Jônatas era filho do rei Saul de Israel e seu sucessor natural. Mas fez uma aliança com Davi, que acabou sendo escolhido para o trono, o que Jônatas aceitou de coração. “O que tu desejares, eu te farei”, declara.

“Jônatas o amava como à sua própria alma”, diz a Bíblia. Numa cena, ele tira a roupa e se deita com o amado. “Beijaram-se um ao outro”.

É belíssimo — como, aliás, toda a saga de Davi, um homem cheio de contradições, capaz, por exemplo, de mandar um general para o front para poder ficar com a mulher dele, Betsabá. 

No sonho da quadrilha crente, as páginas com o amor de Davi e Jônatas seriam queimadas — juntamente com os gays.

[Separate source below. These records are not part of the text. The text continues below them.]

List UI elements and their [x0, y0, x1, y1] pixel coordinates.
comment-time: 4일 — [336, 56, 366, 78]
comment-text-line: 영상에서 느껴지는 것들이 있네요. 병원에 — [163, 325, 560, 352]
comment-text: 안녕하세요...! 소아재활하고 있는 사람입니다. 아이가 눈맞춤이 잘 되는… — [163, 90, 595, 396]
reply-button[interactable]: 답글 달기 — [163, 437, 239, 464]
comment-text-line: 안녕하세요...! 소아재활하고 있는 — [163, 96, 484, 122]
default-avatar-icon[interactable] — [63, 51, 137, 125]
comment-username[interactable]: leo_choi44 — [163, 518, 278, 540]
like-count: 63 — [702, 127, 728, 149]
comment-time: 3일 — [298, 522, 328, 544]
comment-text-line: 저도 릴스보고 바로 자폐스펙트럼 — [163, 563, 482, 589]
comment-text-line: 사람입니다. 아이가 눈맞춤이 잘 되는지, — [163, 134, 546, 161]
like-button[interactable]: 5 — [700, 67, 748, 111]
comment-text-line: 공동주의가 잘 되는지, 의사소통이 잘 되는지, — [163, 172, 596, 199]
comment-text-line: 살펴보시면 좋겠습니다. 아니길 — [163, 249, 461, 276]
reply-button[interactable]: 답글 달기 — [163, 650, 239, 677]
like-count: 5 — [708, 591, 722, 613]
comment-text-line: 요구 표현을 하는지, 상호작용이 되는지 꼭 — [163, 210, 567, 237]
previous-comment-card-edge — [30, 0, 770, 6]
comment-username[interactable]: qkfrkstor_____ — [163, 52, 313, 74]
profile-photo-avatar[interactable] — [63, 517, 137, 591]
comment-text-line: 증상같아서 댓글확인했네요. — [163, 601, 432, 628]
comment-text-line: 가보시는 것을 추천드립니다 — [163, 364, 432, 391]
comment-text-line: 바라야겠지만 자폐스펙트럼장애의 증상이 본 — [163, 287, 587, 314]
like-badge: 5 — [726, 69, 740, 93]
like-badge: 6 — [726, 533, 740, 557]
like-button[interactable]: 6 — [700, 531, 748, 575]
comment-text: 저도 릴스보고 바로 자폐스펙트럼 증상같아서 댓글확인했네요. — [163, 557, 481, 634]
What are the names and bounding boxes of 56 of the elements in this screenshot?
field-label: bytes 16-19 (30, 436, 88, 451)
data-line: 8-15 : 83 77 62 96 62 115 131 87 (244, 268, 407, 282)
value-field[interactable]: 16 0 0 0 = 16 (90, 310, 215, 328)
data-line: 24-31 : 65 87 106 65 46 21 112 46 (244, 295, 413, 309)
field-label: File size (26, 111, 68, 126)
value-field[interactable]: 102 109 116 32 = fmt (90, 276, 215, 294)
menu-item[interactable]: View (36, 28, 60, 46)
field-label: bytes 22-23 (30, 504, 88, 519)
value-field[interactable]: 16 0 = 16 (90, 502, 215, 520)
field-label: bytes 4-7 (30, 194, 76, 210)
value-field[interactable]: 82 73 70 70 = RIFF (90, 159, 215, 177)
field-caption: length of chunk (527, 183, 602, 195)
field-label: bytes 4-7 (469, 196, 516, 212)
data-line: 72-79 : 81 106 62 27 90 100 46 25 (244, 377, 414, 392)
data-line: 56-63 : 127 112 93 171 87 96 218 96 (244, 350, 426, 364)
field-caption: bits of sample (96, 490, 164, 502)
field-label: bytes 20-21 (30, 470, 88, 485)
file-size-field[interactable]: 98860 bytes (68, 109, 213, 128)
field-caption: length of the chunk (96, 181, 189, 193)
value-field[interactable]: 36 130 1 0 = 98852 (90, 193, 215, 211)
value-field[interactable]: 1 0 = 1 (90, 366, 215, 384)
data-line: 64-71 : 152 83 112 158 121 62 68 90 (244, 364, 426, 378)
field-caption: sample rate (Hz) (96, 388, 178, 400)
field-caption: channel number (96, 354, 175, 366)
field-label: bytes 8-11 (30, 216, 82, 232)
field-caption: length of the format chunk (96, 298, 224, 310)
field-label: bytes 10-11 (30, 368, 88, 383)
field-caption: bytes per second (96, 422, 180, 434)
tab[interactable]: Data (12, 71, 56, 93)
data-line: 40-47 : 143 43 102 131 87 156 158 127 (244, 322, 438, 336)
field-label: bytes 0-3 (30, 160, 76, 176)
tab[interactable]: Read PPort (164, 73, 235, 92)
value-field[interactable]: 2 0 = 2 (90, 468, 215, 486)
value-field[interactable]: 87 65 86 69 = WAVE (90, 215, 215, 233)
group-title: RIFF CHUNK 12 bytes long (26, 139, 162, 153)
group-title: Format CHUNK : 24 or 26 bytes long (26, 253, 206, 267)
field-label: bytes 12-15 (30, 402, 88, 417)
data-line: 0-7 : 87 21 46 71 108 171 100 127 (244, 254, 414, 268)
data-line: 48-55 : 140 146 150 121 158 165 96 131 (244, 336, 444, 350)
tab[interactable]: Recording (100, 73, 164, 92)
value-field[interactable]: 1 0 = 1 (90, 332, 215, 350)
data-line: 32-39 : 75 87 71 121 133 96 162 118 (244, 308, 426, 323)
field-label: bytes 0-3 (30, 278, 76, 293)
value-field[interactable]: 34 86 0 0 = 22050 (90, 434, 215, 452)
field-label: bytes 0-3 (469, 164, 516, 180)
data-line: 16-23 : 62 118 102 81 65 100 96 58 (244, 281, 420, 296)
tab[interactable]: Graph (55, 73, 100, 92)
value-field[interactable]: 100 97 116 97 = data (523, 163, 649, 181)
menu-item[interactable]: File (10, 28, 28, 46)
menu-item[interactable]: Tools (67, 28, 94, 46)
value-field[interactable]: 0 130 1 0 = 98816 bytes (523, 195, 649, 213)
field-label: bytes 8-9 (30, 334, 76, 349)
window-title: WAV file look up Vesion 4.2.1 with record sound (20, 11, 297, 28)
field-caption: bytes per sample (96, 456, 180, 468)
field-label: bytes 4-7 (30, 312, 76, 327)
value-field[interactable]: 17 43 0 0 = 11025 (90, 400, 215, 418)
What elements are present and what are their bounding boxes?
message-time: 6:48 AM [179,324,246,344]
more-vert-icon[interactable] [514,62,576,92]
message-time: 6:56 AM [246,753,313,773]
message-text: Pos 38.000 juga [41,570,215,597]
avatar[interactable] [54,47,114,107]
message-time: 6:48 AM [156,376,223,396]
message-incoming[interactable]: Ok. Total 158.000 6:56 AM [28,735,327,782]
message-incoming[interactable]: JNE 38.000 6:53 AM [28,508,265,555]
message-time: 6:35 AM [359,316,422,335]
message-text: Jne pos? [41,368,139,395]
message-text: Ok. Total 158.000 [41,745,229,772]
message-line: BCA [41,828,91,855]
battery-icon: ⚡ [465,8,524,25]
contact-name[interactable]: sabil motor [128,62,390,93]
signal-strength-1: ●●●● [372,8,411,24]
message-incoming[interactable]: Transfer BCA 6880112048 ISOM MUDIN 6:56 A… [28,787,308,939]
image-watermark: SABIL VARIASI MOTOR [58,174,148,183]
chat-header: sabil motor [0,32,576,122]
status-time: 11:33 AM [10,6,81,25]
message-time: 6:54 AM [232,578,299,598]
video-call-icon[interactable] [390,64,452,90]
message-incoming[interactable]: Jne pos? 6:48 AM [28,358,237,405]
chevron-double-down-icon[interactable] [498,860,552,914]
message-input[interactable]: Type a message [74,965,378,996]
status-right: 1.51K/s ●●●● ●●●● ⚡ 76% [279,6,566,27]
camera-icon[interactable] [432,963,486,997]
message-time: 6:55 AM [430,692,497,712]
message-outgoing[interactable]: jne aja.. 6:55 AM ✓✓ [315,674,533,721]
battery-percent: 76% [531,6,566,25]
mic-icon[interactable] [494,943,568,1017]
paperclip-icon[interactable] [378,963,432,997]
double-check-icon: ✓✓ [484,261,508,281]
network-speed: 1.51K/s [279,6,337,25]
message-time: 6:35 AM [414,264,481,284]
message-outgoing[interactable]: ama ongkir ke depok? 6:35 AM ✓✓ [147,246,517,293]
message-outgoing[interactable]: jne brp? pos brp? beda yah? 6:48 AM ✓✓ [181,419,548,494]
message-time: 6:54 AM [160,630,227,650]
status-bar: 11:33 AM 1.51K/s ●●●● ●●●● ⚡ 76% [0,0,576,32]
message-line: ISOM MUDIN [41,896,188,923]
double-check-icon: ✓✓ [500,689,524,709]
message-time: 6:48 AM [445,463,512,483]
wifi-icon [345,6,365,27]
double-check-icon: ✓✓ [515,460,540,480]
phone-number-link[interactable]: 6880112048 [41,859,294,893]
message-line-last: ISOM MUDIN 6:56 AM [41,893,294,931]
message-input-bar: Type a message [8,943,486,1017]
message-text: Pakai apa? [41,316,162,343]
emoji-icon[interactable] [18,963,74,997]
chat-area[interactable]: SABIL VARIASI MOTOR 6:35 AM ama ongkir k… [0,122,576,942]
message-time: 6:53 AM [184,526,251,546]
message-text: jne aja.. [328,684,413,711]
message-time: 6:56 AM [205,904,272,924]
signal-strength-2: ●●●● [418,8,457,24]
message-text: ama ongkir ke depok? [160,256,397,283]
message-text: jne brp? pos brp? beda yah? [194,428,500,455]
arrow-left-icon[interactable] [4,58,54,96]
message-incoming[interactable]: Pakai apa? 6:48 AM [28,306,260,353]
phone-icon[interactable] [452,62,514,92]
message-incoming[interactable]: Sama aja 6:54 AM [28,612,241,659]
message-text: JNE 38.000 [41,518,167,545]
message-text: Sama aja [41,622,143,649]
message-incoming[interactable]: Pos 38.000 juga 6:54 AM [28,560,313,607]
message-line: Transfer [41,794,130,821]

Jesus pregou: “E conhecereis a verdade e a verdade vos libertará”. A eles não interessam nem a verdade e nem a libertação, muito menos a de si mesmos.

(1SM 18:1-4) “E sucedeu que, acabando ele de falar com Saul, a alma de Jônatas se ligou com a alma de Davi; e Jônatas o amou, como à sua própria alma. E Saul naquele dia o tomou, e não lhe permitiu que voltasse para a casa de seu pai. E Jônatas e Davi fizeram aliança; porque Jônatas o amava como à sua própria alma. E Jônatas se despojou da capa que trazia sobre si, e a deu a Davi, como também as suas vestes, até a sua espada, e o seu arco, e o seu cinto.”

(1SM 20:3) “Então Davi tornou a jurar, e disse: Teu pai sabe muito bem que achei graça em teus olhos; por isso disse: Não saiba isto Jônatas, para que não se magoe. Mas, na verdade, como vive o Senhor, e como vive a tua alma, há apenas um passo entre mim e a morte. E disse Jônatas a Davi: O que disser a tua alma, eu te farei.”

(1SM 20:41) “E, indo-se o moço, levantou-se Davi do lado do sul, e lançou-se sobre o seu rosto em terra, e inclinou-se três vezes; e beijaram-se um ao outro, e choraram juntos, mas Davi chorou muito mais.”

(2SM 1:25-26) “Como caíram os poderosos, no meio da peleja! Jônatas nos teus altos foi morto. Angustiado estou por ti, meu irmão Jônatas; quão amabilíssimo me eras! Mais maravilhoso me era o teu amor do que o amor das mulheres.”